La recherche de la BCE sur l'impact d'un ralentissement chinois sur cinq économies de l'UE, qui suppose une réduction de l'approvisionnement de moitié, a trouvé que le secteur de l'équipement électrique subirait une baisse médiane de la valeur ajoutée d'environ 7 %.
Les machines deviennent silencieuses
L'année dernière, le fabricant américain de machines de chantier Caterpillar a averti que la demande des entreprises de construction chinoises était pire que prévu. Un an plus tard, peu de choses ont changé. « Le secteur immobilier chinois reste en sérieuse dépression, bien que nous devrons attendre de voir si le récent plan de relance gouvernemental aura un impact », déclare Dimitri Pelckmans, responsable des services de risque pour la Belgique et le Luxembourg chez Atradius. « Lorsque les entreprises ne construisent pas de bâtiments, elles n'ont pas besoin de machines de construction, ce qui pose des problèmes pour les fabricants aux États-Unis et en Europe. »
De plus, l'activité des usines en Chine a diminué pour le cinquième mois consécutif en septembre. Cela réduit les investissements et, avec eux, la demande pour de nouvelles machines de fabrication. Cela met également en danger le flux de composants vers les usines étrangères.
Les secteurs des produits chimiques, des métaux de base et de l'électronique sont d'autres secteurs qui pourraient être durement touchés par un ralentissement prolongé en Chine.
L'impact mondial des difficultés de la Chine
Dans ce contexte, de nombreux dirigeants d'entreprise et économistes se demandent à quel point la situation pourrait s'aggraver.
Des modélisations par Oxford Economics suggèrent que, dans un scénario pessimiste, le PIB des pays ayant des liens commerciaux étroits avec la Chine souffrirait d'une baisse de 1 % d'ici 2026. Ces pays incluent la Corée du Sud, Taïwan et le Vietnam. Dans le même scénario, le PIB des pays exportateurs de matières premières comme la Russie, le Brésil et l'Afrique du Sud chute de 0,5 %. L'Australie fait partie d'un petit groupe de nations qui risquent d'être affectées de manière double.

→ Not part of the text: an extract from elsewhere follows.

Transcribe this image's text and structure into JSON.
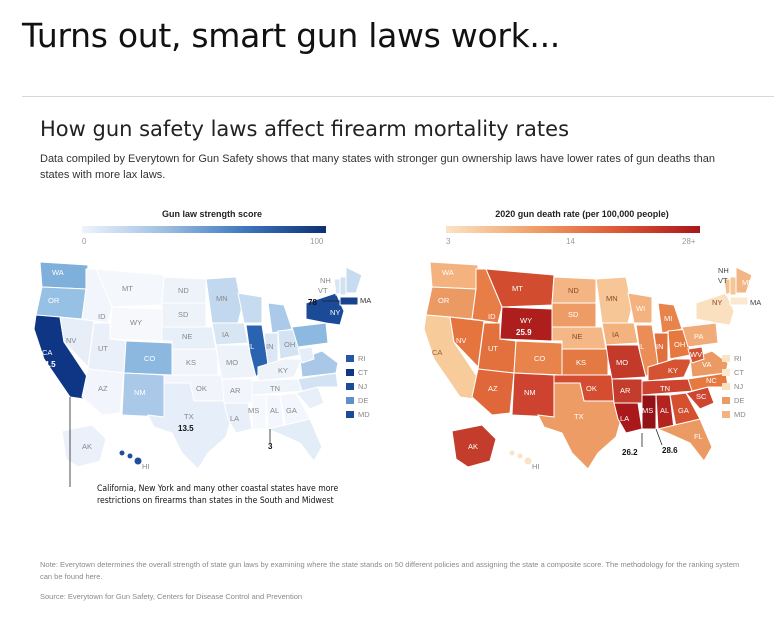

Cependant, cette retombée pourrait être atténuée par une réponse politique forte du gouvernement chinois, en particulier un paquet de relance fiscale visant des réductions d'impôts, des subventions ou des transferts de liquidités directs. Cela n'est pas encore arrivé, mais les recherches suggèrent que les pires impacts globaux pourraient être évités si Pékin privilégiait l'intervention fiscale en parallèle des mesures monétaires déjà annoncées.
En ce moment, la meilleure politique pour des économies interconnectées est d'espérer le meilleur mais de se préparer au pire. Nos propres recherches prévoient une augmentation de 23 % des faillites dans la région Asie-Pacifique en 2024, principalement due au ralentissement de la croissance de la Chine.
Les pays ayant une faible exposition commerciale et financière à la Chine - les États-Unis en font partie - sont susceptibles d'être moins impactés directement. Néanmoins, la position de la Chine au cœur du commerce mondial et des chaînes d'approvisionnement internationales signifie qu'un retour à une croissance plus forte apporterait un coup de pouce bienvenu aux perspectives économiques à travers le monde.